Now, it is certainly true that working hard can increase one’s chances of growing rich. It does not necessarily follow, however, that the rich work harder than the poor. Indeed, there are many ways in which the poor work harder than the rich. As the economist Daniel Hamermesh discovered, low-income workers are more likely to work the night shift and more prone to suffering workplace injuries than high-income workers. White-collar workers put in those longer hours because their jobs are not physically exhausting. Few titans of finance would care to trade their fifteen-hour day sitting in a mesh chair working out complex problems behind a computer for an eight-hour day on their feet behind a sales counter.[...]The association of wealth with virtue necessarily requires the free marketer to play down the role of class. Arthur Brooks, in his book Gross National Happiness, concedes that "the gap between the richest and poorest members of society is far wider than in many other developed countries.
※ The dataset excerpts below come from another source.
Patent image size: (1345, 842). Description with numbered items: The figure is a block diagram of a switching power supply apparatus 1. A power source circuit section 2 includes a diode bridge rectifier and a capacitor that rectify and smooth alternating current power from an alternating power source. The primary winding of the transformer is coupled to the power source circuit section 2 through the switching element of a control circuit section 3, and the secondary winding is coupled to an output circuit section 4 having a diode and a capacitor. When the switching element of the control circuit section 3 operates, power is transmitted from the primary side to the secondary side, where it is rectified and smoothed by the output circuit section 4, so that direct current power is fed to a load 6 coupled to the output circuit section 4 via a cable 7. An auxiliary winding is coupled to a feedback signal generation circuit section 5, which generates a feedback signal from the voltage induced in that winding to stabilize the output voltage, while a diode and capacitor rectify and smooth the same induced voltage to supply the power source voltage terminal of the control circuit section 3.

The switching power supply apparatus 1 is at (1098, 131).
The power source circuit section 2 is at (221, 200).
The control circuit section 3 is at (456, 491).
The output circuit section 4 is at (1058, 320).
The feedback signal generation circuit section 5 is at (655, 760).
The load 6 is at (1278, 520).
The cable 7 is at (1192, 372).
But there is also far more opportunity . . . there is in fact an amazing amount of economic mobility in America." In reality, as a study earlier this year by the Brookings Institution and Pew Charitable Trusts reported, the United States ranks near the bottom of advanced countries in its economic mobility. The study found that family background exerts a stronger influence on a person’s income than even his education level. And its most striking finding revealed that you are more likely to make your way into the highest-earning one-fifth of the population if you were born into the top fifth and did not attain a college degree than if you were born into the bottom fifth and did. In other words, if you regard a college degree as a rough proxy for intelligence or hard work, then you are economically better off to be born rich, dumb, and lazy than poor, smart, and industrious.[...]
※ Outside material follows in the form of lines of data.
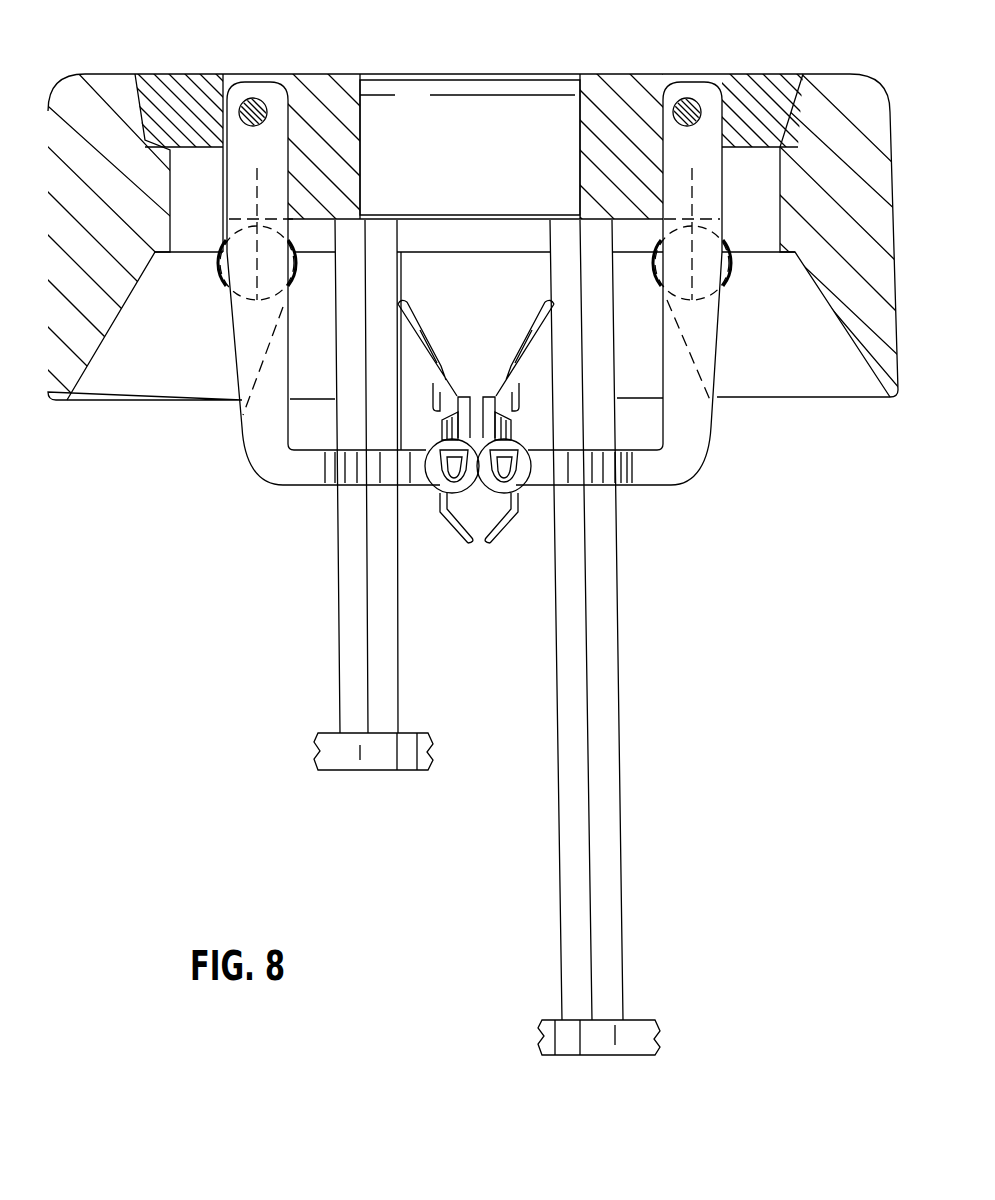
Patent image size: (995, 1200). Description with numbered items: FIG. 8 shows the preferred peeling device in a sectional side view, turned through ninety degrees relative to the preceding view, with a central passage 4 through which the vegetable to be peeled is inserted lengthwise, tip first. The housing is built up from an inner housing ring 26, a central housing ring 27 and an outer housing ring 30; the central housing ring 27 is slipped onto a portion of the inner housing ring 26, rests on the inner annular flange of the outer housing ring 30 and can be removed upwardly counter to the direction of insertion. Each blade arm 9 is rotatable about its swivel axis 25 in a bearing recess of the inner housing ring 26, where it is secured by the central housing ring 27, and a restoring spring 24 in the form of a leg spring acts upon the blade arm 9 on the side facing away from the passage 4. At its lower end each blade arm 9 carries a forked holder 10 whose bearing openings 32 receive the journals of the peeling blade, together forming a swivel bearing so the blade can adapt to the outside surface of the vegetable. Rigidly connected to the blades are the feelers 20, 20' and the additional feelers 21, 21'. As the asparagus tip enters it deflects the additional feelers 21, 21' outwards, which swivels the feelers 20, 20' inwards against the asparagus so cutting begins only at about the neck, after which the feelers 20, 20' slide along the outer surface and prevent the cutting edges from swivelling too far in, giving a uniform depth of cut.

The passage 4 is at (503, 107).
The blade arm 9 is at (277, 473).
The forked holder 10 is at (601, 473).
The feeler 20 is at (438, 350).
The feeler 20' is at (504, 370).
The additional feeler 21 is at (445, 559).
The additional feeler 21' is at (505, 562).
The restoring spring 24 is at (260, 350).
The swivel axis 25 is at (254, 100).
The inner housing ring 26 is at (318, 95).
The central housing ring 27 is at (760, 83).
The outer housing ring 30 is at (833, 90).
The bearing opening 32 is at (528, 484).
Is income really a measure of productivity? Of course not. Consider your own profession. Do your colleagues who demonstrate the greatest skill unfailingly earn the most money, and those with the most meager skill the least money? I certainly cannot say that of my profession. Nor do I know anybody who would say that of his own line of work. Most of us perceive a world with its share of overpaid incompetents and underpaid talents. Which is to say, we rightly reject the notion of the market as the perfect gauge of social value.
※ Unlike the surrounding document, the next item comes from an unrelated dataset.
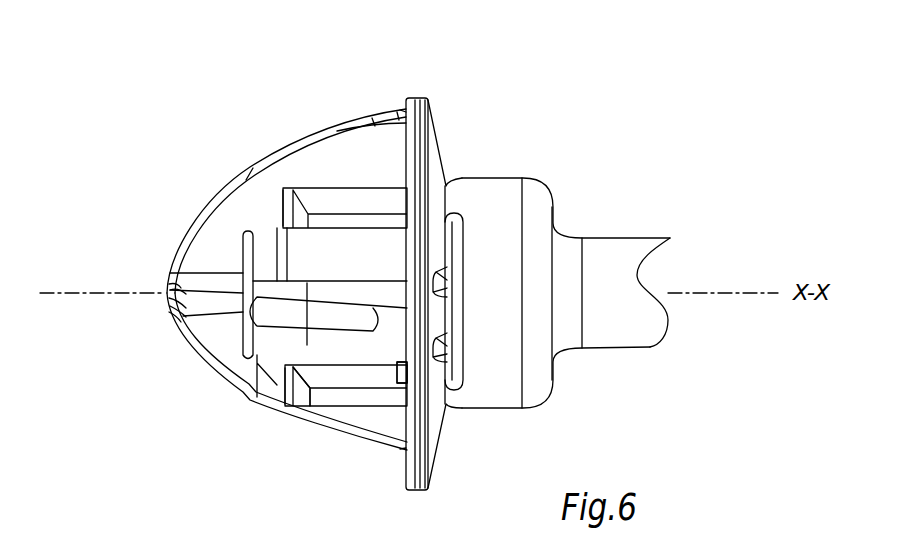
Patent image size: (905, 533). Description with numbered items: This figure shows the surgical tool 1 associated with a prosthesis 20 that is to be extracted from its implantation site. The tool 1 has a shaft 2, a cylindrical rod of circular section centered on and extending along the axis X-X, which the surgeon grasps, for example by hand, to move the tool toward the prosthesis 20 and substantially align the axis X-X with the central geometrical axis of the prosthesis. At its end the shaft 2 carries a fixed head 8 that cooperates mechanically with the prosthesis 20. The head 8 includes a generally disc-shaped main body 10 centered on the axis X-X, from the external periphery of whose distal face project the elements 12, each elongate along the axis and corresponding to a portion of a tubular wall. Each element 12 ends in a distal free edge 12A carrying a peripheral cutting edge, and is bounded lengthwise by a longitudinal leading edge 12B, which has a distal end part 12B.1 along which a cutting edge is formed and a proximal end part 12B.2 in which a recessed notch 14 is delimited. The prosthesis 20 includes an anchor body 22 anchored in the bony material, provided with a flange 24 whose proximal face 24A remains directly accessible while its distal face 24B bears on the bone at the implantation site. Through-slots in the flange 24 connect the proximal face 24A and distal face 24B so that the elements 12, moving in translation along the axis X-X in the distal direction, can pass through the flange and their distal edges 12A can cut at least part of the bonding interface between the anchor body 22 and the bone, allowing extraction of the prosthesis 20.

Now assume that this principle were to apply not only within a profession--that a dentist earning $200,000 a year must be contributing exactly twice as much to society as a dentist earning $100,000 a year--but also between professions. Then you are left with the assertion that Donald Trump contributes more to society than a thousand teachers, nurses, or police officers. It is Wall Street, of course, that offers the ultimate rebuttal of the assumption that the market determines social value. An enormous proportion of upper-income growth over the last twenty-five years accrued to an industry that created massive negative social value--enriching itself through the creation of a massive bubble, the deflation of which has brought about worldwide suffering.